Taming Market Demand for US Dollars:

The recent efforts by the Central Bank of Nigeria to unify exchange rates by floating the Naira to "reflect market realities" have led to a steep fall in the currency against the greenback. 

While the Naira received a boost of $10 billion from the securitization of the government's NLNG dividends, it also lifted the ban on Forex Sales for 41 key goods.

However, the relative strength of the Naira is expected to be short-lived due to structural issues and low FX earnings. Hence, reducing the demand for US dollars through diversification of foreign reserves and transactions away from the dollar is a viable policy alternative.


De-dollarization through Reserve Assets Diversification for Exchange Rate Stability:

De-dollarization and diversification of foreign reserve assets at the Central Bank can alleviate the adverse effects on the Naira by reducing the demand for dollars in international transactions, especially by using alternative currencies like those of BRICS nations.

Aggressive De-dollarization moves by BRICS Nations:

BRICS nations are aggressively pursuing de-dollarization by encouraging trading in their local currencies. This approach can help mitigate the excessive demand for the US dollar.


A Case for Central Bank's Foreign Reserve Assets Diversification:

Nigeria, as a significant producer of crude oil and with substantial trade with BRICS countries, can diversify its FX reserves for hedging purposes. This can be achieved through currency swap arrangements with countries like India and China.

India and China are chosen based on their volume of trade between Nigeria. As at 2021 Nigerias total trade with China and India was approximately $40.95 billion. 

Viability of a Diversified Reserve:

Diversifying reserves and reducing dependence on the US dollar for trade and cross-border transactions with BRICS countries appears plausible. However, it may take time, given the dominance of the dollar in global trade.


Benefits of Currency Swaps:

Currency swaps can provide liquidity, reduce costs associated with borrowing in foreign currency, and lock in exchange rates against future changes. These swaps can help stabilize the Naira without depleting scarce dollar reserves.

Restructuring Central Bank's Reserve Assets Portfolio Using Currency Swaps:

Currency swaps between Nigeria and its largest BRICS trade partners can increase foreign reserves, stabilize the Naira, and reduce reliance on the US dollar for international transactions. This should be implemented in stages.

Stages for Diversification:

1. Sensitize stakeholders and assess the viability of the diversification scheme.

2. Arrange swaps on a portion of the total value of trade and international transactions with BRICS countries.

3. Convert Chinese debt to Yuan and use Yuan for subsequent borrowing.

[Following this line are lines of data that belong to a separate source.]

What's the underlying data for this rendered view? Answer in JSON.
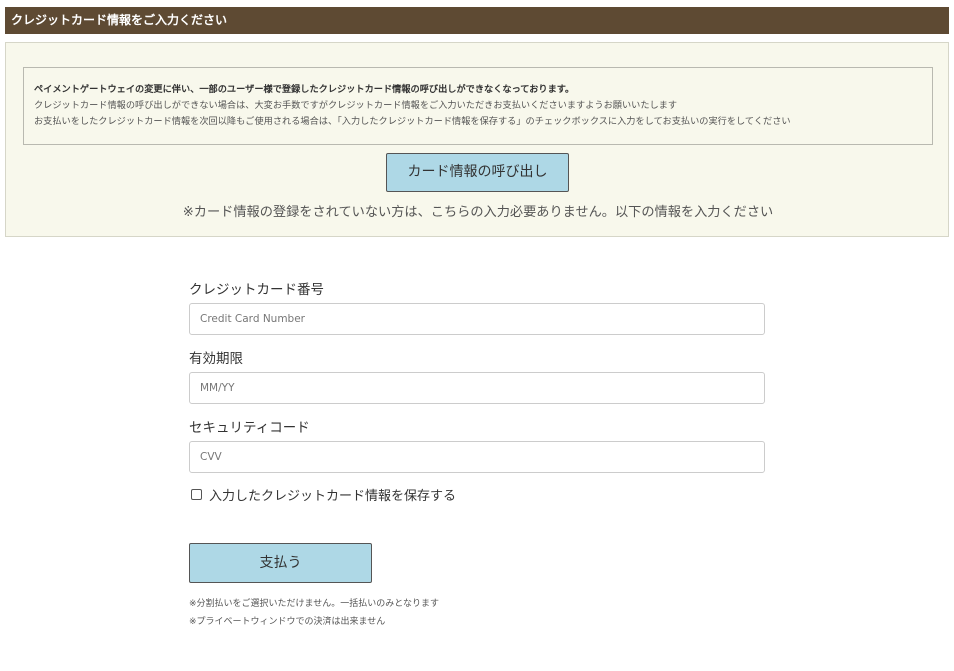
{
  "header": {
    "title": "クレジットカード情報をご入力ください"
  },
  "notice": {
    "line1": "ペイメントゲートウェイの変更に伴い、一部のユーザー様で登録したクレジットカード情報の呼び出しができなくなっております。",
    "line2": "クレジットカード情報の呼び出しができない場合は、大変お手数ですがクレジットカード情報をご入力いただきお支払いくださいますようお願いいたします",
    "line3": "お支払いをしたクレジットカード情報を次回以降もご使用される場合は、「入力したクレジットカード情報を保存する」のチェックボックスに入力をしてお支払いの実行をしてください",
    "recall_button_label": "カード情報の呼び出し",
    "no_input_note": "※カード情報の登録をされていない方は、こちらの入力必要ありません。以下の情報を入力ください"
  },
  "form": {
    "card_number_label": "クレジットカード番号",
    "card_number_placeholder": "Credit Card Number",
    "card_number_value": "",
    "expiry_label": "有効期限",
    "expiry_placeholder": "MM/YY",
    "expiry_value": "",
    "cvv_label": "セキュリティコード",
    "cvv_placeholder": "CVV",
    "cvv_value": "",
    "save_checkbox_label": "入力したクレジットカード情報を保存する",
    "save_checked": false,
    "pay_button_label": "支払う",
    "footnote1": "※分割払いをご選択いただけません。一括払いのみとなります",
    "footnote2": "※プライベートウィンドウでの決済は出来ません"
  },
  "colors": {
    "header_bg": "#5e4a33",
    "panel_bg": "#f8f8ec",
    "button_bg": "#aed8e6"
  }
}
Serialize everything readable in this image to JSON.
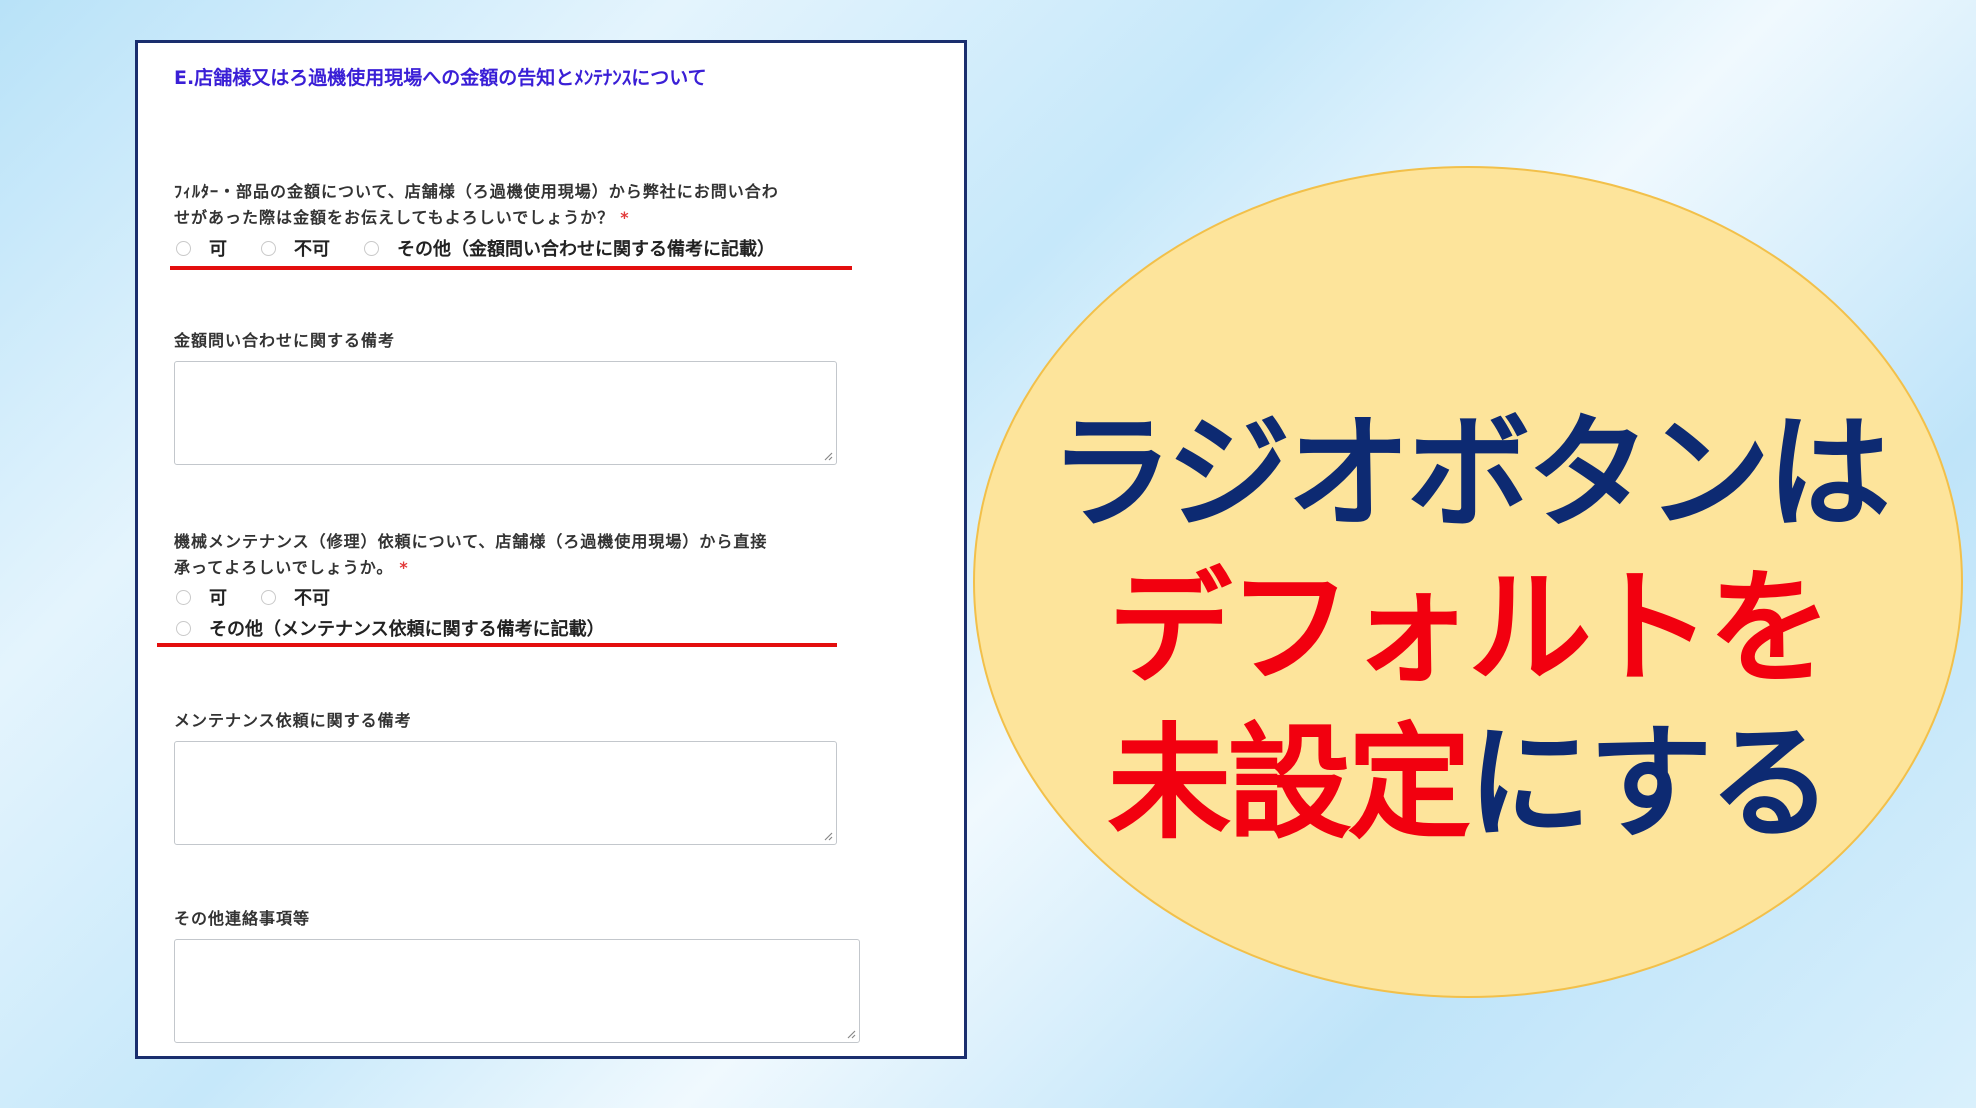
{
  "form": {
    "section_title": "E.店舗様又はろ過機使用現場への金額の告知とﾒﾝﾃﾅﾝｽについて",
    "q1": {
      "label_line1": "ﾌｨﾙﾀｰ・部品の金額について、店舗様（ろ過機使用現場）から弊社にお問い合わ",
      "label_line2": "せがあった際は金額をお伝えしてもよろしいでしょうか？",
      "required_mark": "*",
      "options": [
        "可",
        "不可",
        "その他（金額問い合わせに関する備考に記載）"
      ]
    },
    "notes1_label": "金額問い合わせに関する備考",
    "q2": {
      "label_line1": "機械メンテナンス（修理）依頼について、店舗様（ろ過機使用現場）から直接",
      "label_line2": "承ってよろしいでしょうか。",
      "required_mark": "*",
      "options": [
        "可",
        "不可",
        "その他（メンテナンス依頼に関する備考に記載）"
      ]
    },
    "notes2_label": "メンテナンス依頼に関する備考",
    "notes3_label": "その他連絡事項等"
  },
  "callout": {
    "line1": "ラジオボタンは",
    "line2": "デフォルトを",
    "line3_red": "未設定",
    "line3_navy": "にする"
  },
  "colors": {
    "callout_fill": "#fde49b",
    "navy_text": "#0d2a72",
    "red_text": "#f2000f",
    "underline": "#e30e0e",
    "section_title": "#3a1fd6"
  }
}
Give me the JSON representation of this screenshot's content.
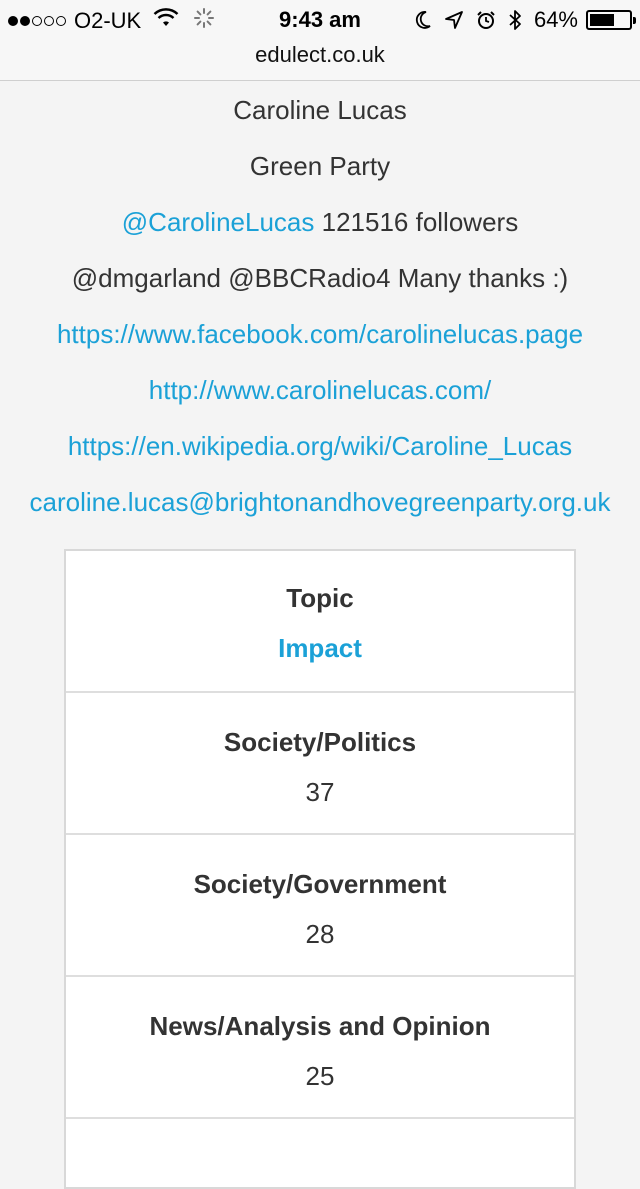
{
  "status_bar": {
    "carrier": "O2-UK",
    "time": "9:43 am",
    "battery": "64%",
    "battery_level": 0.64,
    "signal_bars_filled": 2,
    "signal_bars_total": 5,
    "icons": [
      "wifi-icon",
      "loading-spinner-icon",
      "moon-icon",
      "location-arrow-icon",
      "alarm-icon",
      "bluetooth-icon",
      "battery-icon"
    ]
  },
  "browser": {
    "url": "edulect.co.uk"
  },
  "profile": {
    "name": "Caroline Lucas",
    "party": "Green Party",
    "twitter_handle": "@CarolineLucas",
    "followers_text": " 121516 followers",
    "latest_tweet": "@dmgarland @BBCRadio4 Many thanks :)",
    "facebook_url": "https://www.facebook.com/carolinelucas.page",
    "website_url": "http://www.carolinelucas.com/",
    "wikipedia_url": "https://en.wikipedia.org/wiki/Caroline_Lucas",
    "email": "caroline.lucas@brightonandhovegreenparty.org.uk"
  },
  "topics_table": {
    "header_label": "Topic",
    "header_sort": "Impact",
    "rows": [
      {
        "topic": "Society/Politics",
        "impact": "37"
      },
      {
        "topic": "Society/Government",
        "impact": "28"
      },
      {
        "topic": "News/Analysis and Opinion",
        "impact": "25"
      }
    ]
  },
  "colors": {
    "link": "#1ba1d7",
    "text": "#333333",
    "background": "#f4f4f4"
  }
}
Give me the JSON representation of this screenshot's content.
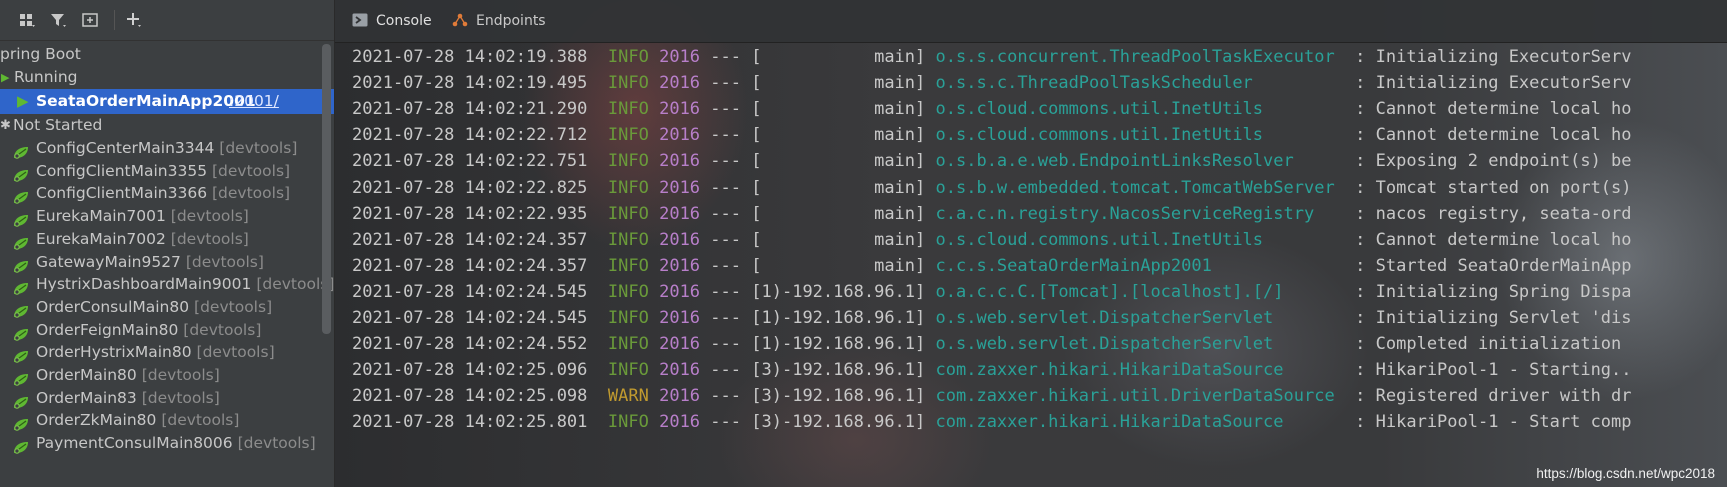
{
  "services": {
    "root_label": "pring Boot",
    "running_label": "Running",
    "selected_app": {
      "name": "SeataOrderMainApp2001",
      "port": ":2001/"
    },
    "not_started_label": "Not Started",
    "devtools_suffix": "[devtools]",
    "apps": [
      "ConfigCenterMain3344",
      "ConfigClientMain3355",
      "ConfigClientMain3366",
      "EurekaMain7001",
      "EurekaMain7002",
      "GatewayMain9527",
      "HystrixDashboardMain9001",
      "OrderConsulMain80",
      "OrderFeignMain80",
      "OrderHystrixMain80",
      "OrderMain80",
      "OrderMain83",
      "OrderZkMain80",
      "PaymentConsulMain8006"
    ]
  },
  "console_tabs": {
    "console": "Console",
    "endpoints": "Endpoints"
  },
  "log_lines": [
    {
      "ts": "2021-07-28 14:02:19.388",
      "level": "INFO",
      "pid": "2016",
      "sep": "---",
      "thread": "[           main]",
      "logger": "o.s.s.concurrent.ThreadPoolTaskExecutor ",
      "msg": ": Initializing ExecutorServ"
    },
    {
      "ts": "2021-07-28 14:02:19.495",
      "level": "INFO",
      "pid": "2016",
      "sep": "---",
      "thread": "[           main]",
      "logger": "o.s.s.c.ThreadPoolTaskScheduler         ",
      "msg": ": Initializing ExecutorServ"
    },
    {
      "ts": "2021-07-28 14:02:21.290",
      "level": "INFO",
      "pid": "2016",
      "sep": "---",
      "thread": "[           main]",
      "logger": "o.s.cloud.commons.util.InetUtils        ",
      "msg": ": Cannot determine local ho"
    },
    {
      "ts": "2021-07-28 14:02:22.712",
      "level": "INFO",
      "pid": "2016",
      "sep": "---",
      "thread": "[           main]",
      "logger": "o.s.cloud.commons.util.InetUtils        ",
      "msg": ": Cannot determine local ho"
    },
    {
      "ts": "2021-07-28 14:02:22.751",
      "level": "INFO",
      "pid": "2016",
      "sep": "---",
      "thread": "[           main]",
      "logger": "o.s.b.a.e.web.EndpointLinksResolver     ",
      "msg": ": Exposing 2 endpoint(s) be"
    },
    {
      "ts": "2021-07-28 14:02:22.825",
      "level": "INFO",
      "pid": "2016",
      "sep": "---",
      "thread": "[           main]",
      "logger": "o.s.b.w.embedded.tomcat.TomcatWebServer ",
      "msg": ": Tomcat started on port(s)"
    },
    {
      "ts": "2021-07-28 14:02:22.935",
      "level": "INFO",
      "pid": "2016",
      "sep": "---",
      "thread": "[           main]",
      "logger": "c.a.c.n.registry.NacosServiceRegistry   ",
      "msg": ": nacos registry, seata-ord"
    },
    {
      "ts": "2021-07-28 14:02:24.357",
      "level": "INFO",
      "pid": "2016",
      "sep": "---",
      "thread": "[           main]",
      "logger": "o.s.cloud.commons.util.InetUtils        ",
      "msg": ": Cannot determine local ho"
    },
    {
      "ts": "2021-07-28 14:02:24.357",
      "level": "INFO",
      "pid": "2016",
      "sep": "---",
      "thread": "[           main]",
      "logger": "c.c.s.SeataOrderMainApp2001             ",
      "msg": ": Started SeataOrderMainApp"
    },
    {
      "ts": "2021-07-28 14:02:24.545",
      "level": "INFO",
      "pid": "2016",
      "sep": "---",
      "thread": "[1)-192.168.96.1]",
      "logger": "o.a.c.c.C.[Tomcat].[localhost].[/]      ",
      "msg": ": Initializing Spring Dispa"
    },
    {
      "ts": "2021-07-28 14:02:24.545",
      "level": "INFO",
      "pid": "2016",
      "sep": "---",
      "thread": "[1)-192.168.96.1]",
      "logger": "o.s.web.servlet.DispatcherServlet       ",
      "msg": ": Initializing Servlet 'dis"
    },
    {
      "ts": "2021-07-28 14:02:24.552",
      "level": "INFO",
      "pid": "2016",
      "sep": "---",
      "thread": "[1)-192.168.96.1]",
      "logger": "o.s.web.servlet.DispatcherServlet       ",
      "msg": ": Completed initialization "
    },
    {
      "ts": "2021-07-28 14:02:25.096",
      "level": "INFO",
      "pid": "2016",
      "sep": "---",
      "thread": "[3)-192.168.96.1]",
      "logger": "com.zaxxer.hikari.HikariDataSource      ",
      "msg": ": HikariPool-1 - Starting.."
    },
    {
      "ts": "2021-07-28 14:02:25.098",
      "level": "WARN",
      "pid": "2016",
      "sep": "---",
      "thread": "[3)-192.168.96.1]",
      "logger": "com.zaxxer.hikari.util.DriverDataSource ",
      "msg": ": Registered driver with dr"
    },
    {
      "ts": "2021-07-28 14:02:25.801",
      "level": "INFO",
      "pid": "2016",
      "sep": "---",
      "thread": "[3)-192.168.96.1]",
      "logger": "com.zaxxer.hikari.HikariDataSource      ",
      "msg": ": HikariPool-1 - Start comp"
    }
  ],
  "watermark": "https://blog.csdn.net/wpc2018",
  "colors": {
    "selection": "#2f65ca",
    "info": "#6a9a3a",
    "warn": "#c09a2f",
    "pid": "#b87fca",
    "logger": "#2aa198",
    "springboot_green": "#5fb832"
  },
  "icons": [
    "group-by-icon",
    "filter-icon",
    "new-group-icon",
    "add-icon",
    "run-triangle-icon",
    "spring-boot-leaf-icon",
    "console-icon",
    "endpoints-icon"
  ]
}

4. Gradually move towards conducting direct trade with BRICS countries in their local currencies, freeing up dollar reserves.


Diversifying foreign reserves and reducing dependence on the US dollar through currency swaps with BRICS nations offers a promising path to stabilize the Naira and ensure long-term exchange rate stability. 

It essentially replaces FX forwards and with the use of FX swaps, a less costly and more controlled move, if implemented gradually, and all stakeholders taken into consideration. 

A successful implementation of this seemingly complex exchange rate policy would not only stabilize the Naira, but also make for a more resilient and balanced economic outlook.